The Youngest Believers
Around this time of year, thoughts turn to family. Time spent together, yes. But, for parents who've split up, time spent apart--especially from the children. Anyone who has gone through a divorce knows the pain of a custody agreement. Who would think that the Shakers had their own custodial contracts regarding the sons and daughters of believers? And who would think that those documents could be more unyielding than the toughest divorce papers?
When a family presented itself to a Shaker community, its members pledged many things. They gave up their land and personal property. They agreed to confess to all of their sins. They promised to forgo all relations with the opposite sex--especially those of a "carnal" nature. And they pledged to break all blood ties. Husbands and wives, parents and children, sisters and brothers--none of those relationships were allowed by the Shakers.
Often, poor families or families that had lost one parent to death, conscription, or simple abandonment were forced to leave their children with the Shakers while they attempted to better their circumstances. The children, after all, would be well looked after by the sect. There were food, medicine and schooling to be had; there would be a roof over their heads; they would be kept warm and well-clothed; and they would receive a good education, both academically and in various trades and domestic areas. They were likely, in almost every way, to be better off than when they lived with their real families.
The catch? They couldn't go home. Parents who decided they could not stay with their children--whatever the reason--had to sign contracts of indenture, essentially handing over their sons and daughters to the Shakers until the children reached the age of twenty-one, at which point they were allowed to decide on their own whether to remain with the Shakers or "go into the World."
Often, parents would attempt to steal back their children. Sometimes, children attempted to run away or, as the Shakers put it, to "elope." There are records proving that Shaker communities occasionally transferred to another settlement a child at risk of being stolen or turning into a fugitive. But many children preferred their orderly new lives to the impoverishment, abuse and/or neglect they had experienced in the past. Needless to say, the Shakers didn't insist on keeping every child: obstinate troublemakers--those beyond all redemption--were returned to their parents for fear that they might infect their peers with their "Worldly attitudes."
The Dyer clan suffered more than dissolution because of the Shakers' rules of indenture. In 1813, Joseph Dyer, his wife Mary, and their children, Caleb, Betsey, Jerrub, Joseph Jr., and Orville, joined the settlement at Enfield, New Hampshire. Two years later, Mary Dyer left the community claiming that, by keeping its members apart, the Shakers had destroyed her family. She began a campaign to get her children back, attacking the Shakers in writing and in the courts. She became an activist, assisting others with the same battles, but she never won her own case. Her husband and all but one child remained devout Shakers. Indeed, Mary’s oldest son, Caleb, became the head trustee of the Enfield settlement.
The Dyer family's trouble with indenture did not end with Mary's struggle to reclaim her children. In 1861, a local shoemaker named Thomas Weir enlisted in the Fifth New Hampshire Volunteers. His wife was recently deceased so, before leaving to fight in the Civil War, Weir indentured his two youngest daughters with the Enfield Shakers.
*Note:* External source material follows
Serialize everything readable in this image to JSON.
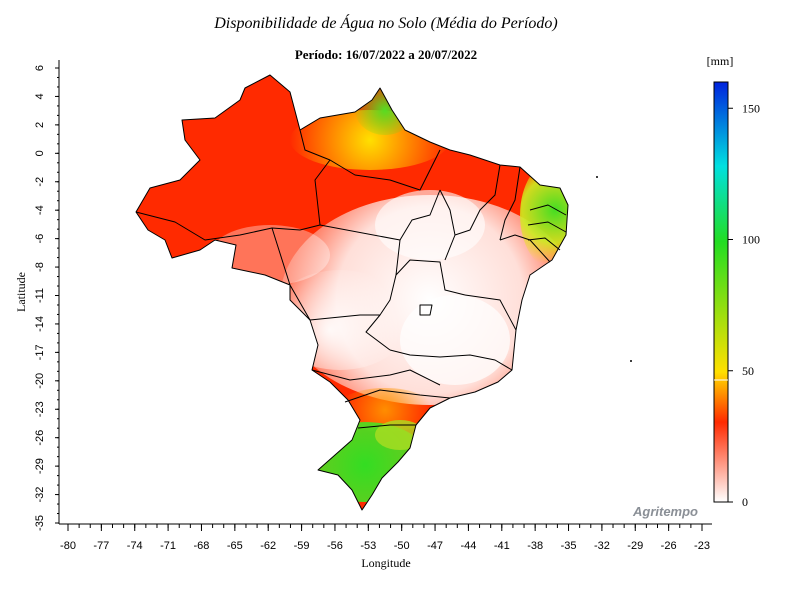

In May of 1862, he was discharged with a disability, returned to Enfield, and demanded to have his daughters back. After repeated attempts to regain his children, he turned up at the settlement brandishing a gun. Elder Caleb Dyer--now a grown man but himself the subject of his mother's court battles over indenture--refused once again to let Weir have his daughters. Weir shot Dyer in the abdomen and he died within 48 hours.
Weir never got to see his daughters grow up. He was arrested, convicted of murder, and sentenced to prison for 30 years. He served 13 and lived out the rest of his life in Enfield, occasionally doing odd jobs for the Shakers.
One last note: The Shakers used the word "family" all the time. For them, it described small communities--the Church family, the North family, the South family--within the larger settlement. The way they saw it, men and boys were brothers, women and girls were sisters, and everyone was a child of Mother Ann Lee and…Jesus Christ.